## Ensure you are using right kernal

In [None]:
import sys
print(sys.executable)

#### Load the initial set of training and test data. Do a quick analysis and train the model for least possible accuracy

In [None]:
## Load the packages
import pandas as pd

data_dir = '/datasets/kaggle/competitions/home-credit-default-risk/'

In [None]:
train = pd.read_csv(data_dir + "/application_train.csv", header=0, index_col=0)
train.head()

In [None]:
test = pd.read_csv(data_dir + "/application_test.csv", header=0, index_col=0)
test.head()

## Few important notes when converting categorical values to numeric
- Test dataset may not contain all the categories that are present in the training dataset
- The categorical names to values map of training dataset shall match to that of test datasets (eg. if `cash loans` is mapped to `1`. It shall have the same value `1` in both test and train datasets

*Note: In order to achieve the above.
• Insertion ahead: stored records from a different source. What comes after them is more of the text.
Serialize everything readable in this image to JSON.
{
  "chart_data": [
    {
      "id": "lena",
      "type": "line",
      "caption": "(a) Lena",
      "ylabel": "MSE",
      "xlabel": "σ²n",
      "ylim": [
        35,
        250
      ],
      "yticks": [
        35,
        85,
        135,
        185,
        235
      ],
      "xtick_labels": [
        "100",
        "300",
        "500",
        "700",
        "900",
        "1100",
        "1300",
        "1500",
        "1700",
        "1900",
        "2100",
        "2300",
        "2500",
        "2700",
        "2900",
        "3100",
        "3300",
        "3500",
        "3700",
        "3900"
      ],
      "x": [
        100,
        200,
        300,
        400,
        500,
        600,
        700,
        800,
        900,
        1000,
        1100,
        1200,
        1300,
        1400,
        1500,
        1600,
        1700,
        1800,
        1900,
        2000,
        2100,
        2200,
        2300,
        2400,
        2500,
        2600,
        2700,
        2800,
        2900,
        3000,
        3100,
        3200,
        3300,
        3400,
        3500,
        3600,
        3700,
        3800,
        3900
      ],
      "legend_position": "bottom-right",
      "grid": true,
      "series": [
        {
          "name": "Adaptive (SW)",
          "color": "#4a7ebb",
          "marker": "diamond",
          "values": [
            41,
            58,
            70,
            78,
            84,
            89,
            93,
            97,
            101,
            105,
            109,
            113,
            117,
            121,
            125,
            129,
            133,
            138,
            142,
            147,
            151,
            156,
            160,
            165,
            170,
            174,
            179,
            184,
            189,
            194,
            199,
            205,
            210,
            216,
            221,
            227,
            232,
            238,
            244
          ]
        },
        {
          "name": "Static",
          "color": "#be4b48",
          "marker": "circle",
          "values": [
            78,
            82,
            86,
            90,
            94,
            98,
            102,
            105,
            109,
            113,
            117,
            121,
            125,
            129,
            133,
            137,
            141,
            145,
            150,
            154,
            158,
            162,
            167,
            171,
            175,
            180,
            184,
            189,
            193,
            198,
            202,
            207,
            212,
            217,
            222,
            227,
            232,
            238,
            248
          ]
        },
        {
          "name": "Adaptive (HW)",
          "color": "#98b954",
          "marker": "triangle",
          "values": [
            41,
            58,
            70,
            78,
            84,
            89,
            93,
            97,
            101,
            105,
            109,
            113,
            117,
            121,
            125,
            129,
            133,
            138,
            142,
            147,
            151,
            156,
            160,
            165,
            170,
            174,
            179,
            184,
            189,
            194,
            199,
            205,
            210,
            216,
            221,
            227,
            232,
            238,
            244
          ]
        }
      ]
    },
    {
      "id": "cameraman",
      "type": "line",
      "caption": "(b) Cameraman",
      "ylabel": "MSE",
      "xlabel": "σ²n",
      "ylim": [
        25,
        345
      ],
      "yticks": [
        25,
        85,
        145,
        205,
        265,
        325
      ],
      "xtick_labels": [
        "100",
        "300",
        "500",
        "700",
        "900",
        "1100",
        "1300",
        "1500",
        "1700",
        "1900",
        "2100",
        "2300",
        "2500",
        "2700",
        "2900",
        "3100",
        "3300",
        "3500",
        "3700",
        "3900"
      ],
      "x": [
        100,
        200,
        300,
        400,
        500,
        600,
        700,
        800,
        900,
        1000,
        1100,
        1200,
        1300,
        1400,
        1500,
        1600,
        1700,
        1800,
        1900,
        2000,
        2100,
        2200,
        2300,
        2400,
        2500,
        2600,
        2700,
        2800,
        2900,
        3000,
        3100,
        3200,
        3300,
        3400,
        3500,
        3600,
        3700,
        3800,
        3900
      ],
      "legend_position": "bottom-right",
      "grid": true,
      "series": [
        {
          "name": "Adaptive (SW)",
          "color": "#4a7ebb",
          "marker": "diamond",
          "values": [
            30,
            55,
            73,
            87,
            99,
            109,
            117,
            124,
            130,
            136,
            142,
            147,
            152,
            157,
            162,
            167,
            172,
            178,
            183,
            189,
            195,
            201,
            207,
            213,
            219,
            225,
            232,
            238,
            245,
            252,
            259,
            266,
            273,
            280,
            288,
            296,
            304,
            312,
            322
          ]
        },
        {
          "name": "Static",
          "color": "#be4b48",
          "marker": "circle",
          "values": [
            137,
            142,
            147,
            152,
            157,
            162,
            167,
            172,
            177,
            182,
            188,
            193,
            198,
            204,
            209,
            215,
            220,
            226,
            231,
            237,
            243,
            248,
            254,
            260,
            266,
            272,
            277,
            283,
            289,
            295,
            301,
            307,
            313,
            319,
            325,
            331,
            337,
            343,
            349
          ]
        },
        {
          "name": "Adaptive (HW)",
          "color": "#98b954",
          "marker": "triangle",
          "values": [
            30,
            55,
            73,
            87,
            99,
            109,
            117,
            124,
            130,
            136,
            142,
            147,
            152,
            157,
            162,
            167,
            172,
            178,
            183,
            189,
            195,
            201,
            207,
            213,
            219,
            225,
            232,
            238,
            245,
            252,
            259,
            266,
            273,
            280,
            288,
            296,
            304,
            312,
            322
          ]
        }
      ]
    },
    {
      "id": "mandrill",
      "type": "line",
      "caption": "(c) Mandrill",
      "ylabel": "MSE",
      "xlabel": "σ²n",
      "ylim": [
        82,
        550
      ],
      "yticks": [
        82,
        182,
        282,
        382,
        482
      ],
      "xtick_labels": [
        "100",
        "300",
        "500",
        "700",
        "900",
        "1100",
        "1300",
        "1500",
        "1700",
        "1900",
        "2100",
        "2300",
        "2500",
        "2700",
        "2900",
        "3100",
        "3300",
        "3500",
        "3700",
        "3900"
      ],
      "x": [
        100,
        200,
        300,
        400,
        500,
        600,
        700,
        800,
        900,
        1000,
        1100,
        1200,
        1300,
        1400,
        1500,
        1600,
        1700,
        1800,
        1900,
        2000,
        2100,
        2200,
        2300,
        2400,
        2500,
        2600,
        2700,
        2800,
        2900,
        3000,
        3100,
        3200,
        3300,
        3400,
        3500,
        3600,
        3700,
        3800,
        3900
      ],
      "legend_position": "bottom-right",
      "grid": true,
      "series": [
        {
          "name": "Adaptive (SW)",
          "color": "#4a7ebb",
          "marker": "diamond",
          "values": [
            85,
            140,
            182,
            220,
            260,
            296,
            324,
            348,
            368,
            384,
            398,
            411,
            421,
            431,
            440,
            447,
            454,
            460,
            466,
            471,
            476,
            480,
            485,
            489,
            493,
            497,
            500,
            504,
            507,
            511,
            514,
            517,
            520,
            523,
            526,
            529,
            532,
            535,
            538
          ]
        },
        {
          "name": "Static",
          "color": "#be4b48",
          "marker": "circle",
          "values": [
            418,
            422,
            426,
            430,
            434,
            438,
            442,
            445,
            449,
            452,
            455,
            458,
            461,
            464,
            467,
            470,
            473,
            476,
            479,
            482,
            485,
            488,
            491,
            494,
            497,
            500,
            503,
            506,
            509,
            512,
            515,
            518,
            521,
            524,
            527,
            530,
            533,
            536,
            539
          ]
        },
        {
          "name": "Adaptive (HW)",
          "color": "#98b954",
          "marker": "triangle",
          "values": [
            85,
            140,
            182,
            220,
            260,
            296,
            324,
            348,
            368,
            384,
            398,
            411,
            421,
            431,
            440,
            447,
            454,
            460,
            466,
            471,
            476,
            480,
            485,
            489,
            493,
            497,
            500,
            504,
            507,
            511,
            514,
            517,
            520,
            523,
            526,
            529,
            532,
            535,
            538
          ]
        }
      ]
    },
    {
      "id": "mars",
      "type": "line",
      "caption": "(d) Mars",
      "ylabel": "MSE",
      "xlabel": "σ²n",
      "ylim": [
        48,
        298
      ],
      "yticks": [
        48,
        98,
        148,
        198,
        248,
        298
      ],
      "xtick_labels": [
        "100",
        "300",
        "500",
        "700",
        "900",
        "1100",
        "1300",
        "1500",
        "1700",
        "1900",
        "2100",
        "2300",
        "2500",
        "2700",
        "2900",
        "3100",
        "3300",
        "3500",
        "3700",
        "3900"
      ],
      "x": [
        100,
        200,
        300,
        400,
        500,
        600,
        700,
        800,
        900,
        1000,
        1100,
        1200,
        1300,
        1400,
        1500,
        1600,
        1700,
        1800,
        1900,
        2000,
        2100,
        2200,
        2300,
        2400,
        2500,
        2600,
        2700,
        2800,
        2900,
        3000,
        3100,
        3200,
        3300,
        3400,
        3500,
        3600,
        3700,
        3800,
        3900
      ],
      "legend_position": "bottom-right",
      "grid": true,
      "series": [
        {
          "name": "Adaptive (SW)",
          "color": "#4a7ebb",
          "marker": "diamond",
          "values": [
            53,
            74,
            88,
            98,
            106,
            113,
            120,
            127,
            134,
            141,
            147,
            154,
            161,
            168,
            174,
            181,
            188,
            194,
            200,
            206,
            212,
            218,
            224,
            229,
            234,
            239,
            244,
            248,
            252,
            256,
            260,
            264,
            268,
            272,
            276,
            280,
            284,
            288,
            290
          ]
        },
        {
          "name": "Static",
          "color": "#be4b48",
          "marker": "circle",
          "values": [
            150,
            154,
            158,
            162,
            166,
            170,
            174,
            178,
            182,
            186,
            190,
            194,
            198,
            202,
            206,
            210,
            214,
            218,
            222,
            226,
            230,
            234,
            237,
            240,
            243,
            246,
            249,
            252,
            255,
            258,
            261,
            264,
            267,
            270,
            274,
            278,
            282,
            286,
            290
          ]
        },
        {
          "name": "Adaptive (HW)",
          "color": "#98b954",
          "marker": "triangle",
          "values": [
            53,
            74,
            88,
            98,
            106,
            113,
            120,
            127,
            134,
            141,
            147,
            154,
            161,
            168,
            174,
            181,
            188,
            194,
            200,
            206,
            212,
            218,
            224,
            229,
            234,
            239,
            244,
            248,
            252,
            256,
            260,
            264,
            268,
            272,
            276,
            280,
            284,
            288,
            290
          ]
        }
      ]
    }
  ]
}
We shall merge the training and test datasets and then transform the categorical data to numeric ones*

In [None]:
train_temp = train.drop(['TARGET'], axis = 1)
print("Train shape : {} \n Test shape : {}".format(train.shape, test.shape))

In [None]:
merge_df = pd.concat([train_temp, test])
print(merge_df.shape)

In [None]:
# Find categorical columns
categorical_cols = set(list(merge_df.columns)) - set(list(merge_df._get_numeric_data().columns))

print(categorical_cols)

In [None]:
# Convert the categorical columns to numeric categories
for col in categorical_cols:
    merge_df[col] = pd.Categorical(merge_df[col])
    merge_df[col] = merge_df[col].cat.codes
    
print(merge_df.columns)

In [None]:
# Separate train and test data sets from a merged dataframe
train_1 = merge_df.iloc[0:307511,:]
test_1 = merge_df.iloc[307511:,:]

In [None]:
print("Train shape {} \n Test shape {}".format(train_1.shape, test_1.shape))

In [None]:
## Create features and labesl
train_X = train_1
train_y = train['TARGET'].values
test_X = test_1.copy()

In [None]:
### Print the shape of arrays

print("Shape of training feature vector : {} \n  Shape of training target : {} \n Shape of test feature vector {}".format(train_X.shape, train_y.shape, test_X.shape))

In [None]:
## Do the train, dev data split up
from sklearn.cross_validation import train_test_split
train_X_1,dev_X,train_y_1,dev_y = train_test_split(train_X.values,train_y,test_size=0.2,random_state=123)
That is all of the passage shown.